Law enforcement officials with knowledge of the case said an initial complaint of petitions including signatures from individuals outside the district and individuals signing more than once was initially brought to local law enforcement and turned over to the state Attorney General.

The Granby couple were arraigned Friday and released on their own recognizance after entering not guilty pleas, according to court records. The Holmeses are scheduled to return to court 10 a.m. Jan. 6 at the Onondaga County Courthouse. 

The state Attorney General’s office is prosecuting the case, according to court records.
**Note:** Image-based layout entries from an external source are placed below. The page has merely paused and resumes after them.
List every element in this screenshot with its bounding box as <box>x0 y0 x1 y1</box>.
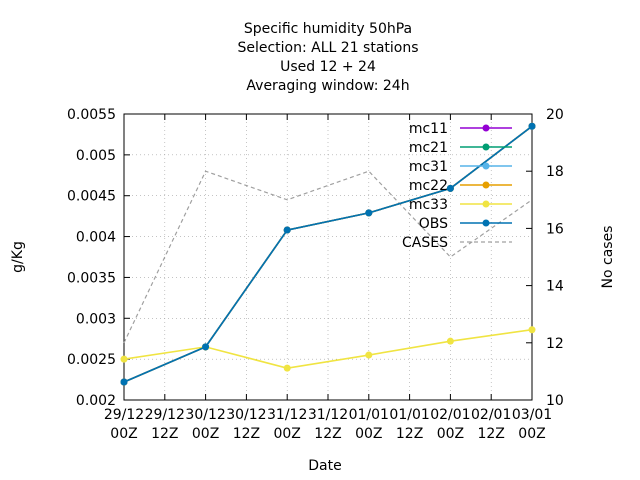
data-point-mc33 <box>283 364 291 372</box>
series-line-mc33 <box>123 328 533 369</box>
x-tick-label: 31/12 12Z <box>308 407 348 442</box>
x-tick-label-date: 30/12 <box>226 407 266 423</box>
title-line: Used 12 + 24 <box>280 59 376 75</box>
plot-area-frame <box>123 113 533 401</box>
title-line: Specific humidity 50hPa <box>244 21 412 37</box>
x-axis: 29/12 00Z 29/12 12Z 30/12 00Z 30/12 12Z 31/12 00Z… <box>104 114 552 442</box>
y2-axis: 10 12 14 16 18 20 <box>526 107 564 409</box>
x-tick-label-hour: 12Z <box>151 426 178 442</box>
x-tick-label: 02/01 00Z <box>430 407 470 442</box>
x-tick-label-hour: 00Z <box>437 426 464 442</box>
legend-label-mc21: mc21 <box>409 140 448 156</box>
x-tick-label-hour: 00Z <box>110 426 137 442</box>
y-tick-label: 0.0055 <box>67 107 116 123</box>
legend-marker-mc11 <box>482 124 490 132</box>
x-tick-label-date: 31/12 <box>308 407 348 423</box>
y-tick-label: 0.003 <box>76 311 116 327</box>
x-tick-label: 29/12 00Z <box>104 407 144 442</box>
y-tick-label: 0.0025 <box>67 352 116 368</box>
x-axis-label: Date <box>308 458 341 474</box>
data-point-obs <box>202 343 210 351</box>
y-tick-label: 0.002 <box>76 393 116 409</box>
y2-axis-label: No cases <box>600 226 616 289</box>
x-tick-label: 01/01 00Z <box>349 407 389 442</box>
x-tick-label: 03/01 00Z <box>512 407 552 442</box>
x-tick-label: 30/12 12Z <box>226 407 266 442</box>
y-axis: 0.002 0.0025 0.003 0.0035 0.004 0.0045 0.005 0.… <box>67 107 130 409</box>
x-tick-label-date: 02/01 <box>430 407 470 423</box>
x-tick-label: 01/01 12Z <box>389 407 429 442</box>
x-tick-label-hour: 00Z <box>192 426 219 442</box>
x-tick-label-date: 31/12 <box>267 407 307 423</box>
data-point-mc33 <box>446 337 454 345</box>
data-point-mc33 <box>365 351 373 359</box>
series <box>120 122 536 386</box>
x-tick-label-date: 01/01 <box>349 407 389 423</box>
x-tick-label-hour: 00Z <box>518 426 545 442</box>
y2-tick-label: 16 <box>546 221 564 237</box>
y-tick-label: 0.0035 <box>67 270 116 286</box>
data-point-obs <box>528 122 536 130</box>
legend-label-mc31: mc31 <box>409 159 448 175</box>
y-axis-label: g/Kg <box>10 241 26 273</box>
x-tick-label-hour: 00Z <box>355 426 382 442</box>
data-point-obs <box>365 209 373 217</box>
legend-marker-mc33 <box>482 200 490 208</box>
x-tick-label: 29/12 12Z <box>145 407 185 442</box>
legend-label-mc11: mc11 <box>409 121 448 137</box>
x-tick-label-hour: 12Z <box>477 426 504 442</box>
legend-label-mc33: mc33 <box>409 197 448 213</box>
x-tick-label: 30/12 00Z <box>185 407 225 442</box>
y-tick-label: 0.004 <box>76 230 116 246</box>
x-tick-label-hour: 12Z <box>233 426 260 442</box>
x-tick-label-date: 02/01 <box>471 407 511 423</box>
x-tick-label-hour: 12Z <box>314 426 341 442</box>
x-tick-label-date: 30/12 <box>185 407 225 423</box>
x-tick-label-date: 29/12 <box>145 407 185 423</box>
legend-label-mc22: mc22 <box>409 178 448 194</box>
legend: mc11 mc21 mc31 mc22 mc33 OBS CASES <box>402 121 512 251</box>
data-point-obs <box>283 226 291 234</box>
data-point-obs <box>446 184 454 192</box>
chart-title: Specific humidity 50hPa Selection: ALL 21… <box>237 21 418 94</box>
data-point-obs <box>120 378 128 386</box>
title-line: Averaging window: 24h <box>246 78 409 94</box>
y2-tick-label: 10 <box>546 393 564 409</box>
y2-tick-label: 12 <box>546 336 564 352</box>
legend-label-obs: OBS <box>419 216 448 232</box>
series-line-obs <box>123 125 533 383</box>
y2-tick-label: 14 <box>546 279 564 295</box>
legend-marker-obs <box>482 219 490 227</box>
x-tick-label-date: 03/01 <box>512 407 552 423</box>
y-tick-label: 0.005 <box>76 148 116 164</box>
x-tick-label: 02/01 12Z <box>471 407 511 442</box>
x-tick-label-date: 29/12 <box>104 407 144 423</box>
x-tick-label-hour: 00Z <box>273 426 300 442</box>
data-point-mc33 <box>528 326 536 334</box>
data-point-mc33 <box>120 355 128 363</box>
title-line: Selection: ALL 21 stations <box>237 40 418 56</box>
y2-tick-label: 20 <box>546 107 564 123</box>
x-tick-label-hour: 12Z <box>396 426 423 442</box>
legend-marker-mc31 <box>482 162 490 170</box>
x-tick-label: 31/12 00Z <box>267 407 307 442</box>
legend-marker-mc21 <box>482 143 490 151</box>
y-tick-label: 0.0045 <box>67 189 116 205</box>
grid <box>124 114 532 400</box>
legend-label-cases: CASES <box>402 235 448 251</box>
legend-marker-mc22 <box>482 181 490 189</box>
series-line-cases <box>123 170 533 344</box>
y2-tick-label: 18 <box>546 164 564 180</box>
x-tick-label-date: 01/01 <box>389 407 429 423</box>
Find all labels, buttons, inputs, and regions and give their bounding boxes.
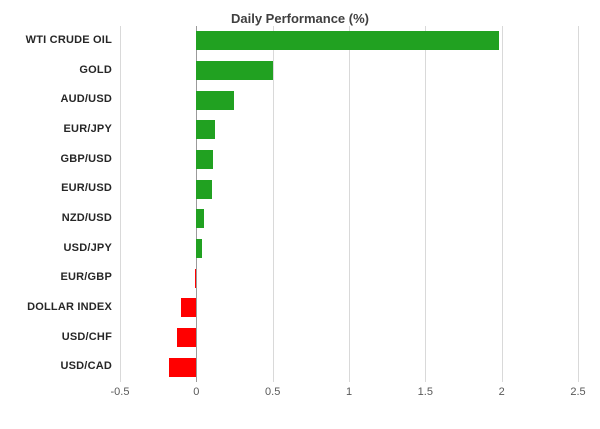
category-label: WTI CRUDE OIL — [25, 34, 112, 46]
plot-area — [120, 26, 579, 382]
bar-usd-jpy — [196, 239, 203, 258]
bar-dollar-index — [181, 298, 197, 318]
gridline — [349, 26, 350, 382]
category-label: USD/CHF — [61, 330, 112, 343]
gridline — [272, 26, 274, 382]
category-label: EUR/GBP — [60, 271, 112, 284]
x-tick-label: 0 — [193, 386, 200, 398]
category-label: USD/JPY — [63, 241, 112, 254]
bar-usd-cad — [168, 357, 197, 377]
bar-gold — [196, 61, 273, 80]
bar-nzd-usd — [196, 209, 204, 229]
x-tick-label: 2.5 — [570, 386, 586, 398]
bar-eur-gbp — [194, 268, 197, 288]
category-label: USD/CAD — [60, 360, 112, 373]
category-label: NZD/USD — [61, 212, 112, 224]
x-tick-label: -0.5 — [110, 386, 130, 398]
chart-title: Daily Performance (%) — [231, 11, 369, 26]
category-label: GBP/USD — [60, 152, 112, 165]
category-label: DOLLAR INDEX — [27, 301, 112, 313]
bar-gbp-usd — [196, 150, 214, 169]
category-label: EUR/USD — [61, 182, 112, 195]
bar-aud-usd — [196, 90, 235, 110]
gridline — [578, 26, 579, 382]
x-axis: -0.5 0 0.5 1 1.5 2 2.5 — [111, 386, 586, 406]
bar-eur-jpy — [196, 120, 215, 140]
gridline — [425, 26, 427, 382]
bar-eur-usd — [196, 179, 212, 199]
category-axis: WTI CRUDE OIL GOLD AUD/USD EUR/JPY GBP/USD EU… — [0, 26, 112, 382]
bar-wti-crude-oil — [196, 31, 499, 51]
category-label: EUR/JPY — [63, 123, 112, 135]
chart-body: WTI CRUDE OIL GOLD AUD/USD EUR/JPY GBP/USD EU… — [0, 26, 600, 382]
x-tick-label: 2 — [498, 386, 505, 398]
category-label: AUD/USD — [60, 93, 112, 106]
gridline — [120, 26, 121, 382]
category-label: GOLD — [79, 63, 112, 76]
x-tick-label: 0.5 — [265, 386, 281, 398]
x-tick-label: 1 — [345, 386, 353, 398]
bar-usd-chf — [176, 328, 197, 347]
gridline — [501, 26, 503, 382]
zero-axis-line — [196, 26, 198, 382]
x-tick-label: 1.5 — [417, 386, 433, 398]
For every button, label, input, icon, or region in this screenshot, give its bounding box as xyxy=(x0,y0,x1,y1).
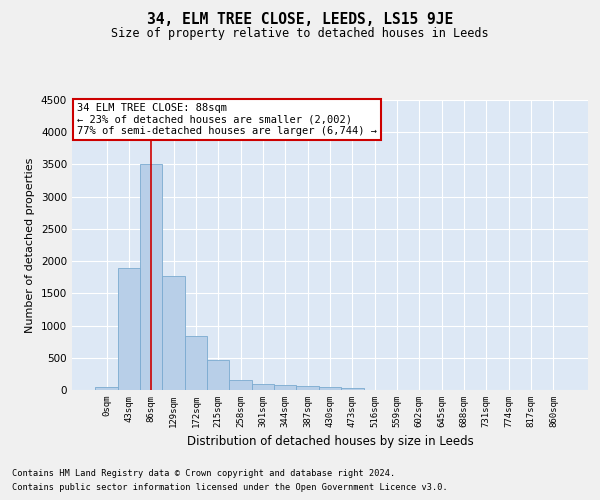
Bar xyxy=(185,336,207,390)
Bar xyxy=(118,268,140,390)
X-axis label: Distribution of detached houses by size in Leeds: Distribution of detached houses by size … xyxy=(187,436,473,448)
Bar xyxy=(341,388,364,390)
Bar xyxy=(140,164,163,390)
Bar xyxy=(296,386,319,390)
Bar xyxy=(207,360,229,390)
Text: 34, ELM TREE CLOSE, LEEDS, LS15 9JE: 34, ELM TREE CLOSE, LEEDS, LS15 9JE xyxy=(147,12,453,28)
Bar xyxy=(274,385,296,390)
Text: Contains HM Land Registry data © Crown copyright and database right 2024.: Contains HM Land Registry data © Crown c… xyxy=(12,468,395,477)
Bar xyxy=(229,380,252,390)
Text: 34 ELM TREE CLOSE: 88sqm
← 23% of detached houses are smaller (2,002)
77% of sem: 34 ELM TREE CLOSE: 88sqm ← 23% of detach… xyxy=(77,103,377,136)
Text: Size of property relative to detached houses in Leeds: Size of property relative to detached ho… xyxy=(111,28,489,40)
Bar xyxy=(319,387,341,390)
Text: Contains public sector information licensed under the Open Government Licence v3: Contains public sector information licen… xyxy=(12,484,448,492)
Bar xyxy=(163,276,185,390)
Bar xyxy=(95,388,118,390)
Bar xyxy=(252,384,274,390)
Y-axis label: Number of detached properties: Number of detached properties xyxy=(25,158,35,332)
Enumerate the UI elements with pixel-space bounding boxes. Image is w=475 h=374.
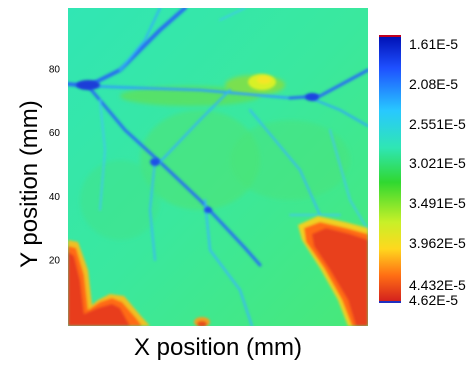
y-tick-label: 60: [49, 128, 61, 139]
colorbar-label: 4.62E-5: [409, 292, 458, 308]
colorbar-labels: 1.61E-5 2.08E-5 2.551E-5 3.021E-5 3.491E-5 3.…: [409, 36, 466, 308]
dark-blue-spots: [76, 80, 319, 213]
y-tick-labels: 80 60 40 20: [49, 65, 61, 267]
colorbar-label: 3.021E-5: [409, 155, 466, 171]
colorbar-label: 4.432E-5: [409, 277, 466, 293]
colorbar: 1.61E-5 2.08E-5 2.551E-5 3.021E-5 3.491E-5 3.…: [379, 35, 466, 308]
colorbar-label: 2.551E-5: [409, 116, 466, 132]
x-axis-label: X position (mm): [133, 334, 303, 361]
colorbar-label: 2.08E-5: [409, 76, 458, 92]
y-tick-label: 20: [49, 255, 61, 266]
yellow-hotspot: [248, 74, 276, 90]
heatmap-field: [68, 8, 368, 326]
red-regions: [68, 216, 368, 326]
y-tick-label: 40: [49, 192, 61, 203]
y-tick-label: 80: [49, 65, 61, 76]
colorbar-label: 3.962E-5: [409, 235, 466, 251]
colorbar-label: 1.61E-5: [409, 36, 458, 52]
y-axis-label: Y position (mm): [16, 100, 43, 268]
green-regions: [80, 75, 350, 240]
colorbar-label: 3.491E-5: [409, 195, 466, 211]
colorbar-gradient: [379, 36, 401, 302]
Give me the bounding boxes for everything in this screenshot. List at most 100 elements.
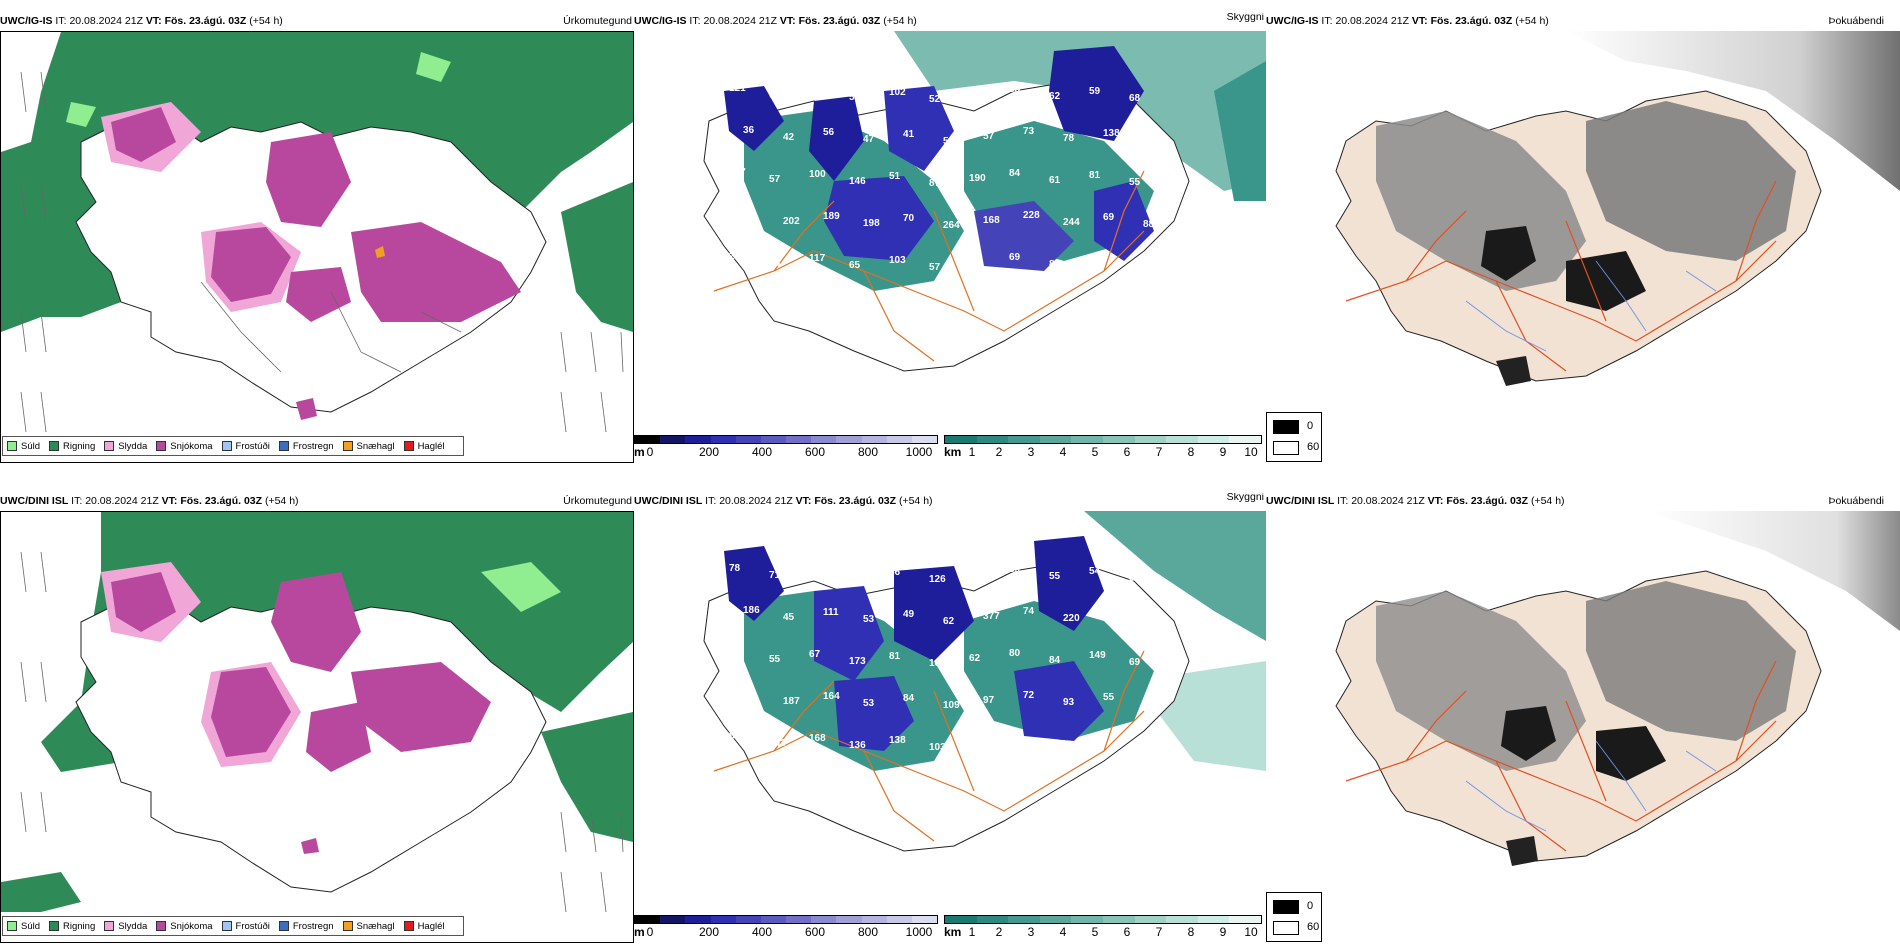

Reached earlier this week, officials in the Attorney General’s Syracuse regional office declined to comment citing agency policy.

Documents obtained by The Palladium-Times show irregularities and inconsistencies in the designating petitions submitted for Cheryl Holmes. Leslie Holmes served as a witness for the majority of the signatures, which include individuals signing multiple times and signatures from non-residents.

Above the witness signature line on the petitions, which both Holmeses signed, is a notice that states the material “will be accepted for all purposes as the equivalent of an affidavit and, if it contains a material false statement, shall subject (the signer) to the penalties as if (the signer) had been duly sworn.”

In November, Cheryl Holmes was re-elected to the town board for a two-year term, which would start Jan. 1, as one of two candidates running for two open seats on the board.

According to New York State Public Officers Law Article 3 Section 30, public offices shall be vacant upon the office holder’s conviction of a felony or a crime involving a violation of the oath of office. The Holmeses have been charged but not convicted and are innocent until proven guilty.